Gone is the ambition of Monday. Friday seems so far away.
Tuesday is on the way to somewhere and it hasn’t arrived yet.
My Tuesday home is surrounded by laundry. It’s kitchen has served shifts of breakfasts, snacks, lunches and dinner and it begs to be cleaned. In the living room, legos and trains threaten to break the delicate skin of your foot. Within its walls, there are falls, squabbles, spills and thrills – small ones, mind you. You can miss them if you’re not careful. If you’re wishing the Tuesdays away.
For sure, there is beauty in my new life at home with three precious littles ages three and under. Still, most days are spent surviving, not in admiration or exaltation. Girlfriend, I have dreams for my life, places to travel to, ideas of how our family can serve more or how to raise beautiful souls. But here is the deal, my real life reality. Most of my days are spent pulling apart fights and lugging around laundry baskets. Wondering what to feed hungry mouths or how to carry three bodies with two hands. Nights are spent feeding, comforting and negotiating. The Tuesdays are long.
Am I the only one who comes down with Sunday night blues? After relationally rich weekends and meaningful conversations, I fall hard. That’s because I am really struggling to sit in a whole week of Tuesdays. Make that a whole season of wash-dry-fold-repeat ordinary days. Come Sunday night, the ongoing same-old same-old is terrifying. Isn’t there more to life than this?
I was rocking a carseat with one foot yesterday, when the embossed foil lettering on Emily Freeman’s new book Simply Tuesday lured me in. It’s not a book just for mamas. “Real life happens in the small moments we find on the most ordinary day of the week. Tuesday holds secrets we can’t see in a hurry” she writes.
I loved how Emily jots down “these are the days of…” at the top of her journals.
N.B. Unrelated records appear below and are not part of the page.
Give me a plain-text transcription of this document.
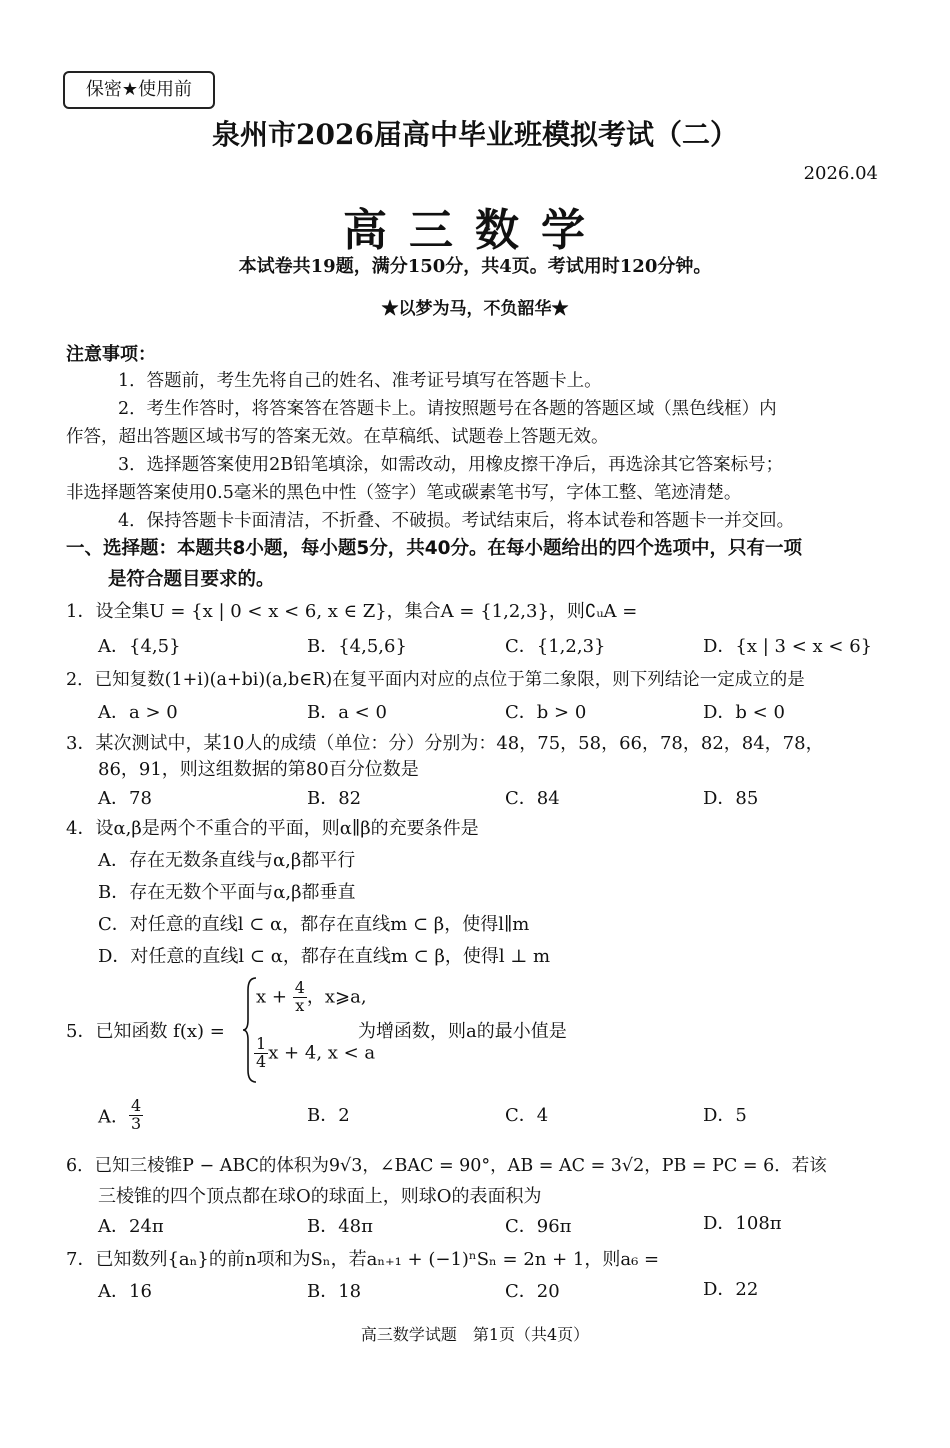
保密★使用前
泉州市2026届高中毕业班模拟考试（二）
2026.04
高三数学
本试卷共19题，满分150分，共4页。考试用时120分钟。
★以梦为马，不负韶华★
注意事项：
1．答题前，考生先将自己的姓名、准考证号填写在答题卡上。
2．考生作答时，将答案答在答题卡上。请按照题号在各题的答题区域（黑色线框）内
作答，超出答题区域书写的答案无效。在草稿纸、试题卷上答题无效。
3．选择题答案使用2B铅笔填涂，如需改动，用橡皮擦干净后，再选涂其它答案标号；
非选择题答案使用0.5毫米的黑色中性（签字）笔或碳素笔书写，字体工整、笔迹清楚。
4．保持答题卡卡面清洁，不折叠、不破损。考试结束后，将本试卷和答题卡一并交回。
一、选择题：本题共8小题，每小题5分，共40分。在每小题给出的四个选项中，只有一项
是符合题目要求的。
1．设全集U = {x | 0 < x < 6, x ∈ Z}，集合A = {1,2,3}，则∁ᵤA =
A．{4,5}	B．{4,5,6}	C．{1,2,3}	D．{x | 3 < x < 6}
2．已知复数(1+i)(a+bi)(a,b∈R)在复平面内对应的点位于第二象限，则下列结论一定成立的是
A．a > 0	B．a < 0	C．b > 0	D．b < 0
3．某次测试中，某10人的成绩（单位：分）分别为：48，75，58，66，78，82，84，78，
86，91，则这组数据的第80百分位数是
A．78	B．82	C．84	D．85
4．设α,β是两个不重合的平面，则α∥β的充要条件是
A．存在无数条直线与α,β都平行
B．存在无数个平面与α,β都垂直
C．对任意的直线l ⊂ α，都存在直线m ⊂ β，使得l∥m
D．对任意的直线l ⊂ α，都存在直线m ⊂ β，使得l ⊥ m
5．已知函数 f(x) =
$x + \frac{4}{x}$ ，x⩾a,
$\frac{1}{4}$ x + 4, x < a
为增函数，则a的最小值是
A． $\frac{4}{3}$	B．2	C．4	D．5
6．已知三棱锥P − ABC的体积为9√3，∠BAC = 90°，AB = AC = 3√2，PB = PC = 6．若该
三棱锥的四个顶点都在球O的球面上，则球O的表面积为
A．24π	B．48π	C．96π	D．108π
7．已知数列{aₙ}的前n项和为Sₙ，若aₙ₊₁ + (−1)ⁿSₙ = 2n + 1，则a₆ =
A．16	B．18	C．20	D．22
高三数学试题　第1页（共4页）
My today’s entry would read:
These are the days of…
Tiny fingerprints on windows and stained shirts
Cups spilled again, floors swept again
Pacifier weaning, diaper changes and night feedings
Toddler stand-offs and newborn spit-ups
Self-sacrifice and sleep-deprivation
And what if we saw the small moments in life as reminders of something far greater than ourselves? What if the most meaningful parts of life are found in the journey to reach the end goal? What breath-taking things could I see if I wasn’t caught up in pursuing Wednesday?
These are also the days of..
Tuesday living room dance parties and magical snow picnics
Hand holding, tight hugs and sitting in laps
First jokes and unrestrained laughter from the gut
A shameless existence and exuberance for life
First prayers and learning to share
Freeman is right. Far away from the Instaglam, life is lived.
Life is found in the small, often utterly unglamorous moments of my Tuesday home.